3) What are the essential steps of your chosen sequencing technology, how does it decode the bases of your DNA sample (base calling)?

In PacBio HiFi sequencing 1) the scientist performs library prep (see above), 2) DNA molecules stick to “zero-mode waveguides,” which are wells in the sequencing device, the “SMRT Cell”, and 3) DNA polymerase adds fluorescent nucleotides to each individual DNA molecule, emitting light that indicates the sequence.

4) What is the output of your chosen sequencing technology?

PacBio HiFi sequencing produces long-read raw sequence data as output.

5.2 DNA Write

(i) What DNA would you want to synthesize (e.g., write) and why?

The cyanobacterium N. commmune has a number of qualities–such as relative tolerance to vacuum conditions, radiation, dry environments, and extreme heat, anti-inflammatory properties, and the ability to promote plant growth–that make it promising for space travel applications, including terraforming Martian soil and providing a sustainable food source. However, the species is extremely slow-growing, difficult to engineer, and may produce toxins harmful to human health–so on its own may be difficult to deploy/apply. I would like to either engineer Nostoc to be faster-growing and more manageble as a chassis–or would synthesize relevant Nostoc genes and pathways (e.g., extracellular polymeric substance production mechanisms, nutrient content, and survival under extreme conditions) and express them in model organisms, which we could then more-easily manipulate and use as chassis for space, nutrition, agriculture, wastewater-management, and more.

(ii) What technology or technologies would you use to perform this DNA synthesis and why?

I would use clonal gene sythesis methods (e.g., from Twist) to order the relevant genes and/or circuits in plasmid form so that I could easily express them in a chassis of choice. Producing the plasmids would involve synthesizing the relevant fragments (e.g., with the phosphoramidite method) and then assembling them together (e.g., via Gibson or Golden Gate).

5.3 DNA Edit

(i) What DNA would you want to edit and why?

I would like to modify genes and pathways that regulate bacterial growth, particularly in the cyanobacterium N. commune. The bacterium’s slow growth rate is a major barrier to engineering, deployment as a chassis, and basic science. Modifying growth rate may be difficult because of potential off-target effects on bacterial performance (e.g., the species may need to grow slowly in order to produce an essential compound) and would likely require me to edit regulatory components of genes involved in metabolism and nutrient uptake–and potentially could involve knocking out non-essential genes that might slow down bacterial growth.
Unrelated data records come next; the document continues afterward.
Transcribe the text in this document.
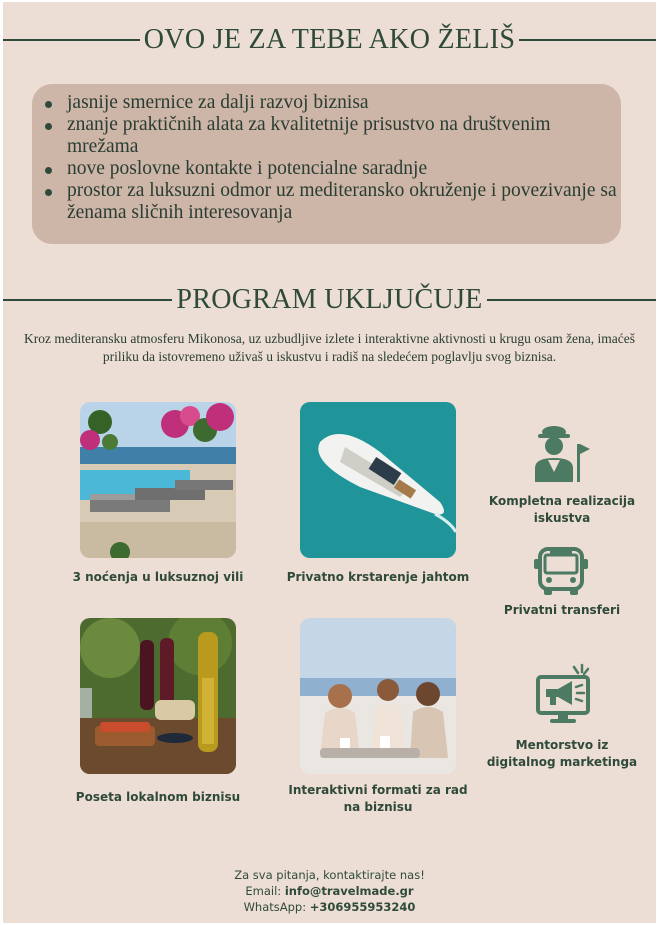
OVO JE ZA TEBE AKO ŽELIŠ
jasnije smernice za dalji razvoj biznisa
znanje praktičnih alata za kvalitetnije prisustvo na društvenim mrežama
nove poslovne kontakte i potencialne saradnje
prostor za luksuzni odmor uz mediteransko okruženje i povezivanje sa ženama sličnih interesovanja
PROGRAM UKLJUČUJE
Kroz mediteransku atmosferu Mikonosa, uz uzbudljive izlete i interaktivne aktivnosti u krugu osam žena, imaćeš priliku da istovremeno uživaš u iskustvu i radiš na sledećem poglavlju svog biznisa.
3 noćenja u luksuznoj vili	Privatno krstarenje jahtom
Poseta lokalnom biznisu	Interaktivni formati za rad na biznisu
Kompletna realizacija iskustva
Privatni transferi
Mentorstvo iz digitalnog marketinga
Za sva pitanja, kontaktirajte nas!
Email: info@travelmade.gr
WhatsApp: +306955953240
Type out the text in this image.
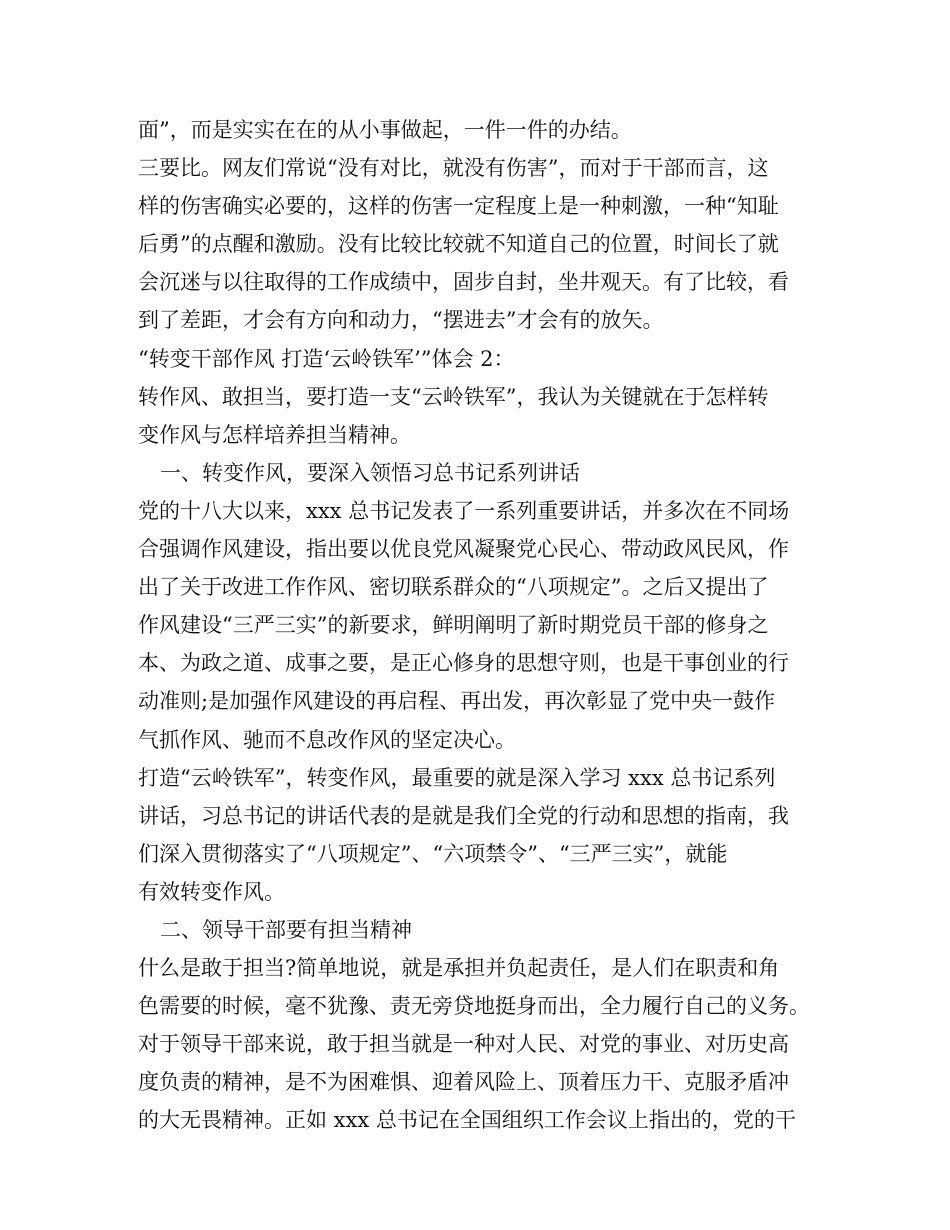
面”，而是实实在在的从小事做起，一件一件的办结。
三要比。网友们常说“没有对比，就没有伤害”，而对于干部而言，这
样的伤害确实必要的，这样的伤害一定程度上是一种刺激，一种“知耻
后勇”的点醒和激励。没有比较比较就不知道自己的位置，时间长了就
会沉迷与以往取得的工作成绩中，固步自封，坐井观天。有了比较，看
到了差距，才会有方向和动力，“摆进去”才会有的放矢。
“转变干部作风 打造‘云岭铁军’”体会 2：
转作风、敢担当，要打造一支“云岭铁军”，我认为关键就在于怎样转
变作风与怎样培养担当精神。
一、转变作风，要深入领悟习总书记系列讲话
党的十八大以来，xxx 总书记发表了一系列重要讲话，并多次在不同场
合强调作风建设，指出要以优良党风凝聚党心民心、带动政风民风，作
出了关于改进工作作风、密切联系群众的“八项规定”。之后又提出了
作风建设“三严三实”的新要求，鲜明阐明了新时期党员干部的修身之
本、为政之道、成事之要，是正心修身的思想守则，也是干事创业的行
动准则;是加强作风建设的再启程、再出发，再次彰显了党中央一鼓作
气抓作风、驰而不息改作风的坚定决心。
打造“云岭铁军”，转变作风，最重要的就是深入学习 xxx 总书记系列
讲话，习总书记的讲话代表的是就是我们全党的行动和思想的指南，我
们深入贯彻落实了“八项规定”、“六项禁令”、“三严三实”，就能
有效转变作风。
二、领导干部要有担当精神
什么是敢于担当?简单地说，就是承担并负起责任，是人们在职责和角
色需要的时候，毫不犹豫、责无旁贷地挺身而出，全力履行自己的义务。
对于领导干部来说，敢于担当就是一种对人民、对党的事业、对历史高
度负责的精神，是不为困难惧、迎着风险上、顶着压力干、克服矛盾冲
的大无畏精神。正如 xxx 总书记在全国组织工作会议上指出的，党的干
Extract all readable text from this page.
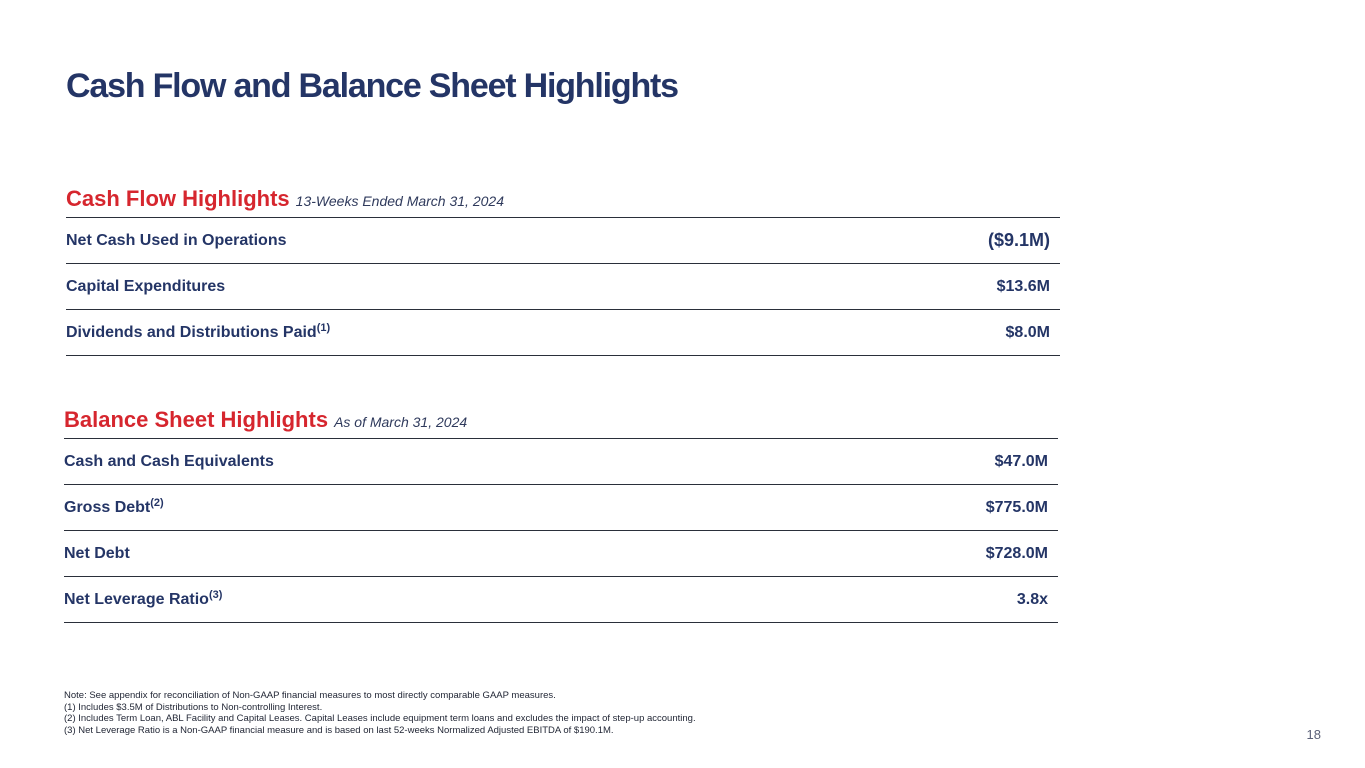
Cash Flow and Balance Sheet Highlights
Cash Flow Highlights 13-Weeks Ended March 31, 2024
Net Cash Used in Operations	($9.1M)
Capital Expenditures	$13.6M
Dividends and Distributions Paid$^{(1)}$	$8.0M
Balance Sheet Highlights As of March 31, 2024
Cash and Cash Equivalents	$47.0M
Gross Debt$^{(2)}$	$775.0M
Net Debt	$728.0M
Net Leverage Ratio$^{(3)}$	3.8x
Note: See appendix for reconciliation of Non-GAAP financial measures to most directly comparable GAAP measures.
(1) Includes $3.5M of Distributions to Non-controlling Interest.
(2) Includes Term Loan, ABL Facility and Capital Leases. Capital Leases include equipment term loans and excludes the impact of step-up accounting.
(3) Net Leverage Ratio is a Non-GAAP financial measure and is based on last 52-weeks Normalized Adjusted EBITDA of $190.1M.	18
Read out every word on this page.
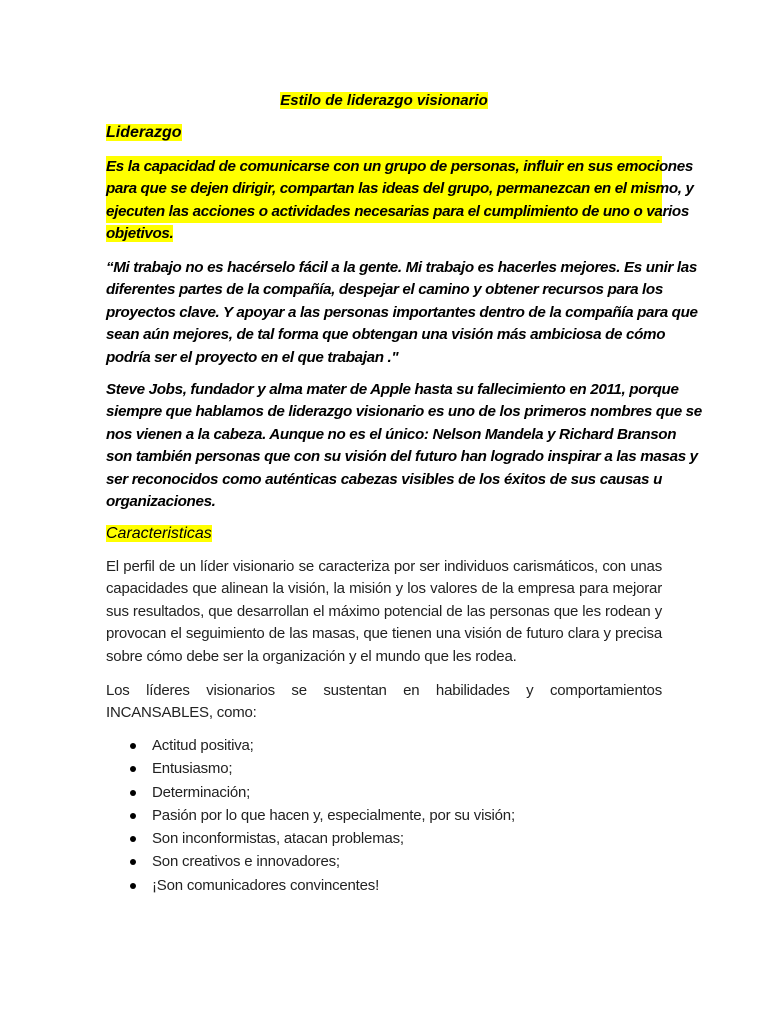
Estilo de liderazgo visionario
Liderazgo
Es la capacidad de comunicarse con un grupo de personas, influir en sus emociones
para que se dejen dirigir, compartan las ideas del grupo, permanezcan en el mismo, y
ejecuten las acciones o actividades necesarias para el cumplimiento de uno o varios
objetivos.
“Mi trabajo no es hacérselo fácil a la gente. Mi trabajo es hacerles mejores. Es unir las
diferentes partes de la compañía, despejar el camino y obtener recursos para los
proyectos clave. Y apoyar a las personas importantes dentro de la compañía para que
sean aún mejores, de tal forma que obtengan una visión más ambiciosa de cómo
podría ser el proyecto en el que trabajan ."
Steve Jobs, fundador y alma mater de Apple hasta su fallecimiento en 2011, porque
siempre que hablamos de liderazgo visionario es uno de los primeros nombres que se
nos vienen a la cabeza. Aunque no es el único: Nelson Mandela y Richard Branson
son también personas que con su visión del futuro han logrado inspirar a las masas y
ser reconocidos como auténticas cabezas visibles de los éxitos de sus causas u
organizaciones.
Caracteristicas
El perfil de un líder visionario se caracteriza por ser individuos carismáticos, con unas
capacidades que alinean la visión, la misión y los valores de la empresa para mejorar
sus resultados, que desarrollan el máximo potencial de las personas que les rodean y
provocan el seguimiento de las masas, que tienen una visión de futuro clara y precisa
sobre cómo debe ser la organización y el mundo que les rodea.
Los líderes visionarios se sustentan en habilidades y comportamientos
INCANSABLES, como:
Actitud positiva;
Entusiasmo;
Determinación;
Pasión por lo que hacen y, especialmente, por su visión;
Son inconformistas, atacan problemas;
Son creativos e innovadores;
¡Son comunicadores convincentes!
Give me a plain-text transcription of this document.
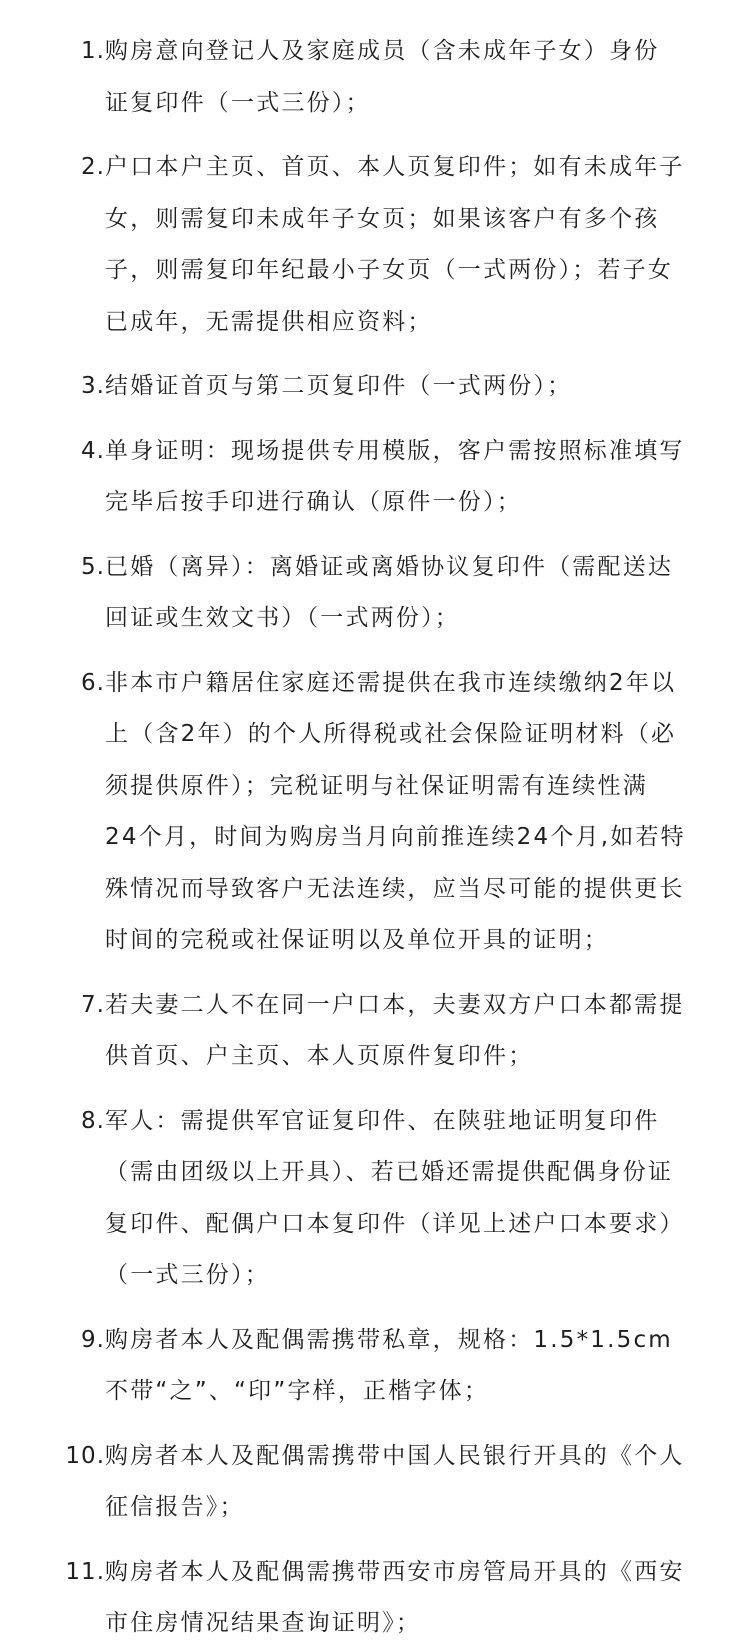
1. 购房意向登记人及家庭成员（含未成年子女）身份
证复印件（一式三份）；
2. 户口本户主页、首页、本人页复印件；如有未成年子
女，则需复印未成年子女页；如果该客户有多个孩
子，则需复印年纪最小子女页（一式两份）；若子女
已成年，无需提供相应资料；
3. 结婚证首页与第二页复印件（一式两份）；
4. 单身证明：现场提供专用模版，客户需按照标准填写
完毕后按手印进行确认（原件一份）；
5. 已婚（离异）：离婚证或离婚协议复印件（需配送达
回证或生效文书）（一式两份）；
6. 非本市户籍居住家庭还需提供在我市连续缴纳2年以
上（含2年）的个人所得税或社会保险证明材料（必
须提供原件）；完税证明与社保证明需有连续性满
24个月，时间为购房当月向前推连续24个月,如若特
殊情况而导致客户无法连续，应当尽可能的提供更长
时间的完税或社保证明以及单位开具的证明；
7. 若夫妻二人不在同一户口本，夫妻双方户口本都需提
供首页、户主页、本人页原件复印件；
8. 军人：需提供军官证复印件、在陕驻地证明复印件
（需由团级以上开具）、若已婚还需提供配偶身份证
复印件、配偶户口本复印件（详见上述户口本要求）
（一式三份）；
9. 购房者本人及配偶需携带私章，规格：1.5*1.5cm
不带“之”、“印”字样，正楷字体；
10. 购房者本人及配偶需携带中国人民银行开具的《个人
征信报告》；
11. 购房者本人及配偶需携带西安市房管局开具的《西安
市住房情况结果查询证明》；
(ii) What technology or technologies would you use to perform these DNA edits and why?

I might use a combination of CRISPR and TALENs to potentially 1) replace sequences relevant to metabolic regulation (e.g., that promote nutrient uptake and processing) with more-active counterparts via homology-directed repair with template sequences of interest and 2) knock out sequences that are not essential to bacterial survival/performance and that may impose a burden on bacterial growth.